Una de las tradiciones de este
país es avanzar por rotación. Justo eso es lo que acabamos de hacer, porque al
final nos hemos metido en este lío de repetir elecciones para acabar como
estábamos… o casi. El PP ha vuelto a ganar, y esta vez de forma clara e
indiscutible. Lo ha hecho a costa de Cs y del PSOE, porque los hijos pródigos
han vuelto a la casa del padre, y el Brexit quizá haya provocado que el
indeciso haya votado lo seguro, porque más vale lo malo conocido que lo bueno
por conocer. Ahora, desde luego, la gran perdedora de los comicios ha sido IU.

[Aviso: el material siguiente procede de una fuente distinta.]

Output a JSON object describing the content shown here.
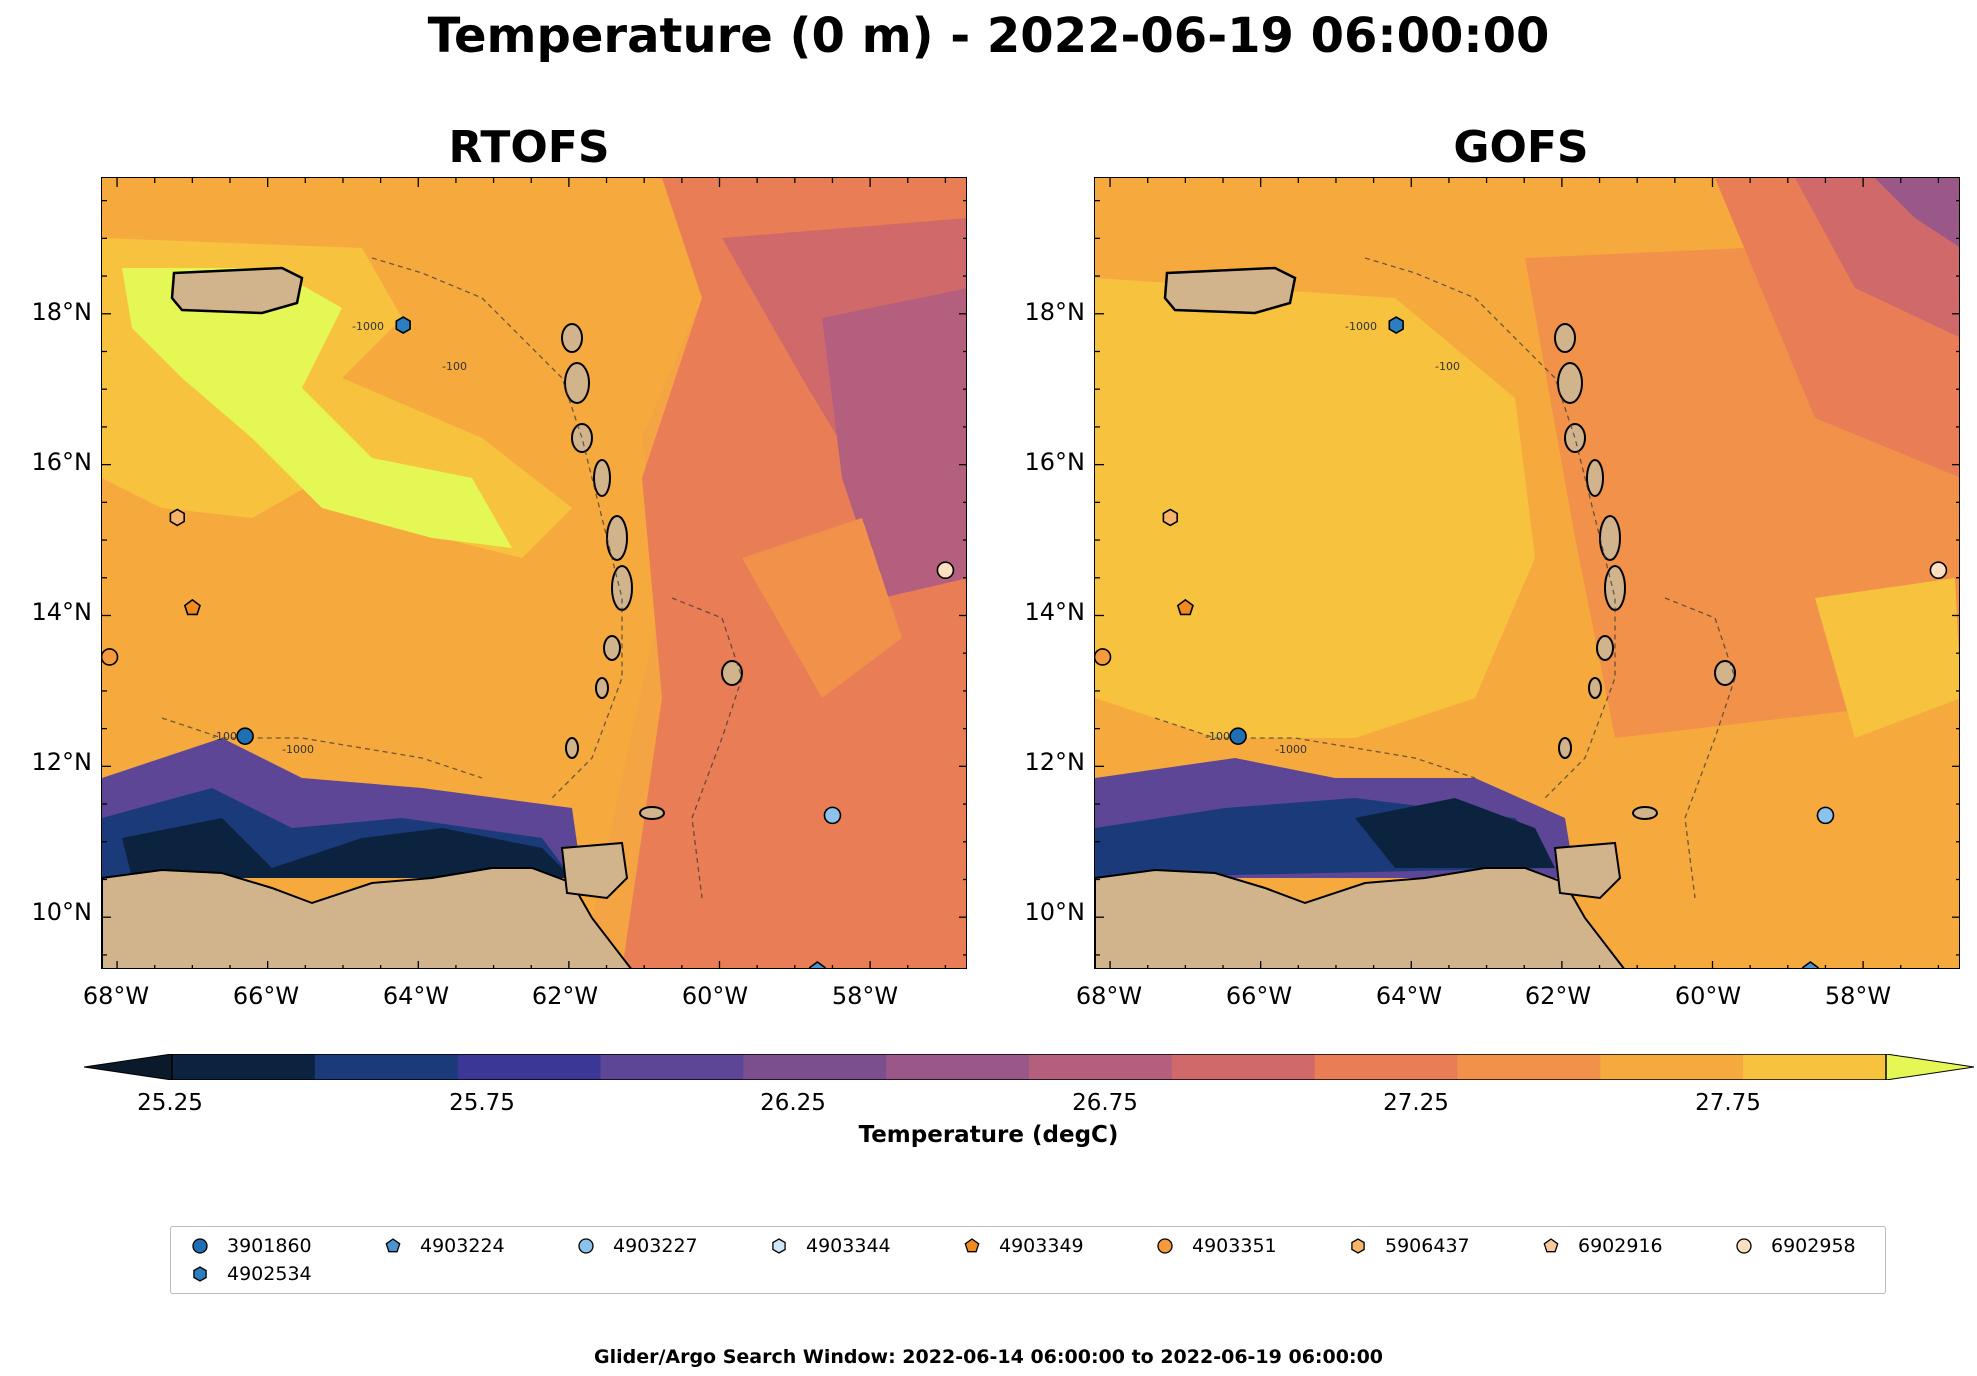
{
  "title": "Temperature (0 m) - 2022-06-19 06:00:00",
  "panels": [
    {
      "id": "rtofs",
      "title": "RTOFS"
    },
    {
      "id": "gofs",
      "title": "GOFS"
    }
  ],
  "axes": {
    "lat_labels": [
      "18°N",
      "16°N",
      "14°N",
      "12°N",
      "10°N"
    ],
    "lon_labels": [
      "68°W",
      "66°W",
      "64°W",
      "62°W",
      "60°W",
      "58°W"
    ],
    "lon_range": [
      -68.2,
      -56.7
    ],
    "lat_range": [
      9.3,
      19.8
    ]
  },
  "contour_labels": [
    "-1000",
    "-100"
  ],
  "colorbar": {
    "label": "Temperature (degC)",
    "ticks": [
      "25.25",
      "25.75",
      "26.25",
      "26.75",
      "27.25",
      "27.75"
    ],
    "min": 25.25,
    "max": 27.75,
    "colors": [
      "#0c2340",
      "#1b3a7a",
      "#3b3797",
      "#5d4696",
      "#7b4f8e",
      "#9a5889",
      "#b55f7e",
      "#d06a6a",
      "#e97d55",
      "#f2924a",
      "#f6aa3e",
      "#f7c33e"
    ],
    "extend_low": "#0a1a2a",
    "extend_high": "#e5f755"
  },
  "legend": {
    "items": [
      {
        "label": "3901860",
        "shape": "circle",
        "color": "#1f6fb4"
      },
      {
        "label": "4903224",
        "shape": "pentagon",
        "color": "#4b93d1"
      },
      {
        "label": "4903227",
        "shape": "circle",
        "color": "#8cc3ec"
      },
      {
        "label": "4903344",
        "shape": "hexagon",
        "color": "#cfe6f7"
      },
      {
        "label": "4903349",
        "shape": "pentagon",
        "color": "#f28a1f"
      },
      {
        "label": "4903351",
        "shape": "circle",
        "color": "#f59a3d"
      },
      {
        "label": "5906437",
        "shape": "hexagon",
        "color": "#f9b46b"
      },
      {
        "label": "6902916",
        "shape": "pentagon",
        "color": "#fbc99a"
      },
      {
        "label": "6902958",
        "shape": "circle",
        "color": "#fde0c2"
      },
      {
        "label": "4902534",
        "shape": "hexagon",
        "color": "#2a7fc0"
      }
    ]
  },
  "markers": [
    {
      "id": "3901860",
      "lon": -66.3,
      "lat": 12.4,
      "shape": "circle",
      "color": "#1f6fb4"
    },
    {
      "id": "4903224",
      "lon": -58.7,
      "lat": 9.3,
      "shape": "pentagon",
      "color": "#4b93d1"
    },
    {
      "id": "4903227",
      "lon": -58.5,
      "lat": 11.35,
      "shape": "circle",
      "color": "#8cc3ec"
    },
    {
      "id": "4902534",
      "lon": -64.2,
      "lat": 17.85,
      "shape": "hexagon",
      "color": "#2a7fc0"
    },
    {
      "id": "4903349",
      "lon": -67.0,
      "lat": 14.1,
      "shape": "pentagon",
      "color": "#f28a1f"
    },
    {
      "id": "4903351",
      "lon": -68.1,
      "lat": 13.45,
      "shape": "circle",
      "color": "#f59a3d"
    },
    {
      "id": "5906437",
      "lon": -67.2,
      "lat": 15.3,
      "shape": "hexagon",
      "color": "#f9b46b"
    },
    {
      "id": "6902958",
      "lon": -57.0,
      "lat": 14.6,
      "shape": "circle",
      "color": "#fde0c2"
    }
  ],
  "footer": "Glider/Argo Search Window: 2022-06-14 06:00:00 to 2022-06-19 06:00:00"
}
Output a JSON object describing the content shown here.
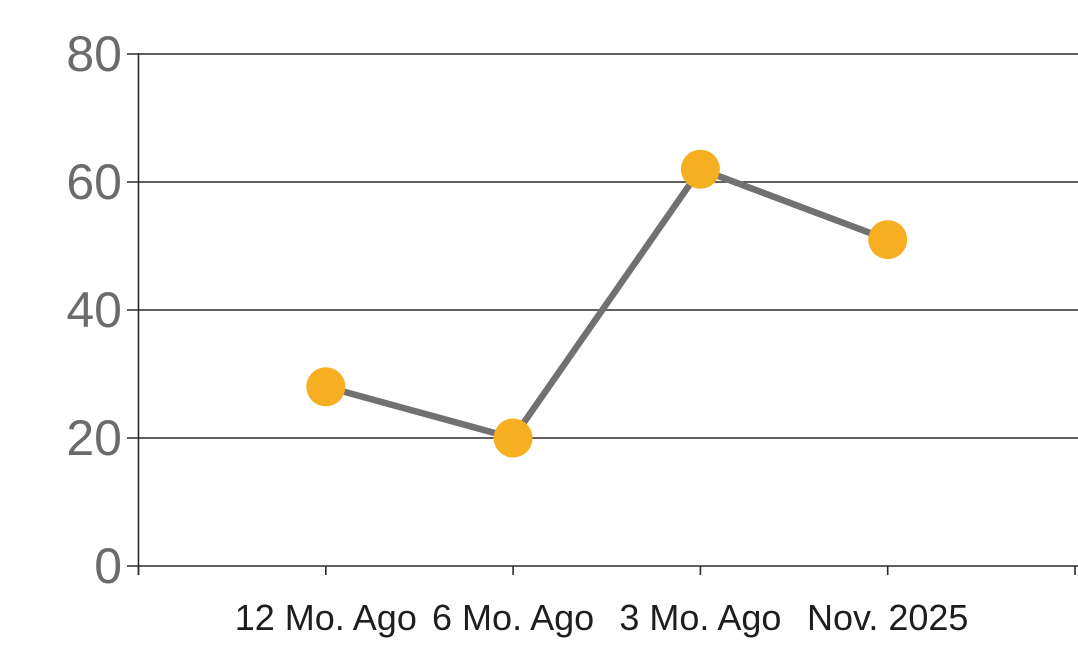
{
  "chart_data": {
    "type": "line",
    "title": "",
    "xlabel": "",
    "ylabel": "",
    "categories": [
      "12 Mo. Ago",
      "6 Mo. Ago",
      "3 Mo. Ago",
      "Nov. 2025"
    ],
    "series": [
      {
        "name": "values",
        "values": [
          28,
          20,
          62,
          51
        ]
      }
    ],
    "ylim": [
      0,
      80
    ],
    "yticks": [
      0,
      20,
      40,
      60,
      80
    ],
    "grid": true,
    "legend": false,
    "colors": {
      "marker": "#F5AF20",
      "line": "#717171",
      "axis": "#2B2B2B",
      "ytick_label": "#6B6B6B",
      "xtick_label": "#1E1E1E",
      "background": "#FFFFFF"
    }
  }
}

Cierto que se arrastraba agonizante en cada cita electoral. Pero no lo era
menos que ahí seguía, concitando el voto de la izquierda más ortodoxa y
aguantando año tras año, ocupando un espacio político y mediático respetuoso
con su historia. Hoy, IU es un cadáver que Podemos ha terminado por enterrar.
El PP lanzó un órdago en
diciembre forzando una segunda vuelta. Confiaba en que la lógica electoral no
les fallase y que en esa segunda vuelta el voto se polarizase de manera que
ganaría votos, aún a riesgo de que también lo hiciese Podemos. El PP lo
consiguió, absorbiendo el voto de derecha y centro derecha. Podemos no tanto. Porque
todo parecía hacer pensar que Podemos iba a ser el otro beneficiario de la
polarización. Y quizá lo hubiese sido si hubiese moderado su discurso, si no se
hubiese empeñado en fagocitar a IU, si hubiese conseguido conectar con ese
votante no ideológico que simpatiza con las causas sociales y está harto de la
grosera corrupción de la “casta”, pero que desea un cambio tranquilo y no una
revolución permanente. En realidad Podemos ha tocado su techo electoral porque al
final ni este país está colapsado, ni todo el mundo se siente excluido, ni
viven en la emergencia. En definitiva, ha cosechado lo que ha sembrado. Es que
tampoco nos representa a la mayoría de la “gente”. Quizá eso explique que el PSOE
no se haya derrumbado tanto y se mantenga ahí. Sin duda el Brexit, cierta
cordura utilitarista y pragmática y la experiencia en el poder de lo podemitas
ha permitido que el voto de izquierdas, huérfanos de una IU, se haya ido al
PSOE amortiguando la caída. Podemos y Garzón no hicieron bien las cuentas, en
su caso, el 1 más 1 no sumó dos. Pero el PSOE va a tener que mirárselo. Me
resulta insólito que Sánchez no dimita tras dos fracasos tan severos. Pero más
insólito me parecería que en este escenario se empeñase en liderar un gobierno
sujetado por un Podemos que aspira también a fagocitarlo, y unos socios tan
dudosos como CdC, ERC o Bildu. Esa aventura terminaría con él y con el PSOE
como partido sólido y de gobierno (y no de poder como podemos). Lo prudente
acaso fuese dejar gobernar al partido más votado con una elegante abstención en
segunda vuelta, y asumir con fuerza su papel de partido líder de la oposición
para capitalizar el desgaste del PP en el gobierno y arrinconar a Podemos en el
espacio que antes ocupaba IU. Pero qué va a saber este pobre profesor
periférico. Cs ha acusado la deserción del votante circunstancial. De ese
votante de centro, que ni es de derechas ni de izquierdas, y que no ha visto
bien ni ha comprendido el coqueteo anterior con el PSOE, y que estaba harto de
la corrupción de los dos grandes. Pero no era momento de aventuras y el voto
útil y a ganador les ha devuelto a casa.
Al final la polarización nos ha llevado
otra vez al bipartidismo, atenuado y frágil, pero bipartidismo a fin de
cuentas. La cuestión es saber si nos lo ha devuelto con la suficiente fuerza
como para formar un gobierno. Lo probable es que esta vez Rajoy sí se lance al
ruedo con la abstención de CS y PSOE. En fin, un largo rodeo para acabar donde
estábamos. Pero con una gran diferencia, porque ahora el PP ha salido
reforzado, el PSOE se ha debilitado aún más, y Podemos y Cs se mantienen. Para
el PSOE hubiese sido mejor el escenario de diciembre, como también para Cs.
Pero quisieron jugar de farol, y la cosa no salió. Aquí sólo queda esperar,
porque el gobierno tardará en alumbrarse y el verano será largo y pródigo en
maquiavelismos de salón. Entretanto, la casa sin barrer.